To approach the question of predicting Basal Area Daily Amplitude from a set of environmental factors, we applied a K-Nearest Neighbors (KNN) classifier. Our model achieved an accuracy of 66%, outperforming the random baseline (33%) by a factor of 2. The model had good predictive performance across all 3 categories, with a "Moderate Change" preforming the worst yet still having a precision of 57.7% and a recall of 52.2%.

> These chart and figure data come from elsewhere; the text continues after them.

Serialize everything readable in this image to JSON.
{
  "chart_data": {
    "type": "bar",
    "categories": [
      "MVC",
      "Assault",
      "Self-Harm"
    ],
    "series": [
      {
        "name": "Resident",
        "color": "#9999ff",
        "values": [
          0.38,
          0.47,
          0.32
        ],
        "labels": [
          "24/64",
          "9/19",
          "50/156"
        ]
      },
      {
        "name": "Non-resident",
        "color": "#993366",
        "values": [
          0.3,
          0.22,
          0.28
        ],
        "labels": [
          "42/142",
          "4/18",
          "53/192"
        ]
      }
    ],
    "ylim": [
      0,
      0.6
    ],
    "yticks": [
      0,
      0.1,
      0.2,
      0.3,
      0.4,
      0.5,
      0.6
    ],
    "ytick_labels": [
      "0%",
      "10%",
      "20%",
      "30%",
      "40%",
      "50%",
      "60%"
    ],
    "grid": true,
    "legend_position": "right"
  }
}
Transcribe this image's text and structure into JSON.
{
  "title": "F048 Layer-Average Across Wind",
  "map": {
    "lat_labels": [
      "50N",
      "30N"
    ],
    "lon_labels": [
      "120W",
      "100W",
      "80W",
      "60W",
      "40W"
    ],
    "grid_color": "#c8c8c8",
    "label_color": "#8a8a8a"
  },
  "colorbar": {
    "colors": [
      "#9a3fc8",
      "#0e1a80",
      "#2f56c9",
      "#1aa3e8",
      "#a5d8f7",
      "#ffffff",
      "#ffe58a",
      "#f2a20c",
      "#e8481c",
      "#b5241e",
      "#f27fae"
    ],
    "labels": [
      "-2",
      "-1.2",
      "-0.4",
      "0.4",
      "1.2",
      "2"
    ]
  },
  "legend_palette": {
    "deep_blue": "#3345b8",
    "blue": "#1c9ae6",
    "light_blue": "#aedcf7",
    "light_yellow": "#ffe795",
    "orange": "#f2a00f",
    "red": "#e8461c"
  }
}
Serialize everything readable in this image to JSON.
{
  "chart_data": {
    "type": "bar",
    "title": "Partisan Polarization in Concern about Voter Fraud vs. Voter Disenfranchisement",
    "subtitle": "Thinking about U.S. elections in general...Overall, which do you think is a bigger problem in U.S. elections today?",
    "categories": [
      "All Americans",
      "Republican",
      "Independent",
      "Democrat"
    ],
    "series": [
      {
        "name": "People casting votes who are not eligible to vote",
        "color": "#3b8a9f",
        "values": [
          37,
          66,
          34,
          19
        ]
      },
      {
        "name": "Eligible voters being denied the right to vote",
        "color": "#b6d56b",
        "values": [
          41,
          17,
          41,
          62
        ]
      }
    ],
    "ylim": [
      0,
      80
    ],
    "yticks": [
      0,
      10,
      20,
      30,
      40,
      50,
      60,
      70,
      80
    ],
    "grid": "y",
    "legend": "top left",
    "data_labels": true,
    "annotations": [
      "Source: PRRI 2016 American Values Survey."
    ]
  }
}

This was found using the following features: Air Pressure, Humidity, Temperature, Solar Radiation, Soil Moisture, Stem Radius, and Species. The addition of variables measuring time of year (month), site location, latitude, and longitude (among others) did not improve performance. Thus, a fairly accurate predictive model can be built using only environmental features while effectively controlling in part for species in tree size. While this model cannot show exactly how influential each variable is, it does provide a useful baseline for further analysis and shows evidence that tree daily amplitude is strongly influenced by environmental factors.
However, we can Look at some partial effects plots :heatmaps of 2 numeric features with an overlay for predicted change holding everything else at its mean. We see some of what is happening in the data, but there is a lot of uncertainty. for humidity and soil water content, the most extreme changes are predicted when the conditions are either low humid and dry soil or high humidity and wet soil. For soil water content and temperature, we also see that the soil water content has a large deciding effect at lower temperatures but not at higher ones where many values are predicted to be extreme. For many of the plots with solar irradiance, there is a middle band on sunlight where the prediction is largely moderate with extreme and no/little change occurring at high or low solar irradiance.
To observe how different environmental conditions group trees into distinct "forests," we applied K-Means clustering using both numeric and categorical variables. Based on the elbow plot and nearly identical silhouette scores for three and four clusters, we chose three clusters to keep the model interpretable while still capturing key structure in the data.
Forest 1 represents wetter, hotter, and sunnier sites with extreme changes in mean amplitude, whereas Forest 2 captures drier, colder, and shadier environments where mean amplitude is only moderate. Forest 3 is similar to Forest 1 but has higher humidity and air pressure that result in only moderate mean amplitude. This suggests that small shifts in climate variables can meaningfully change overall tree growth patterns.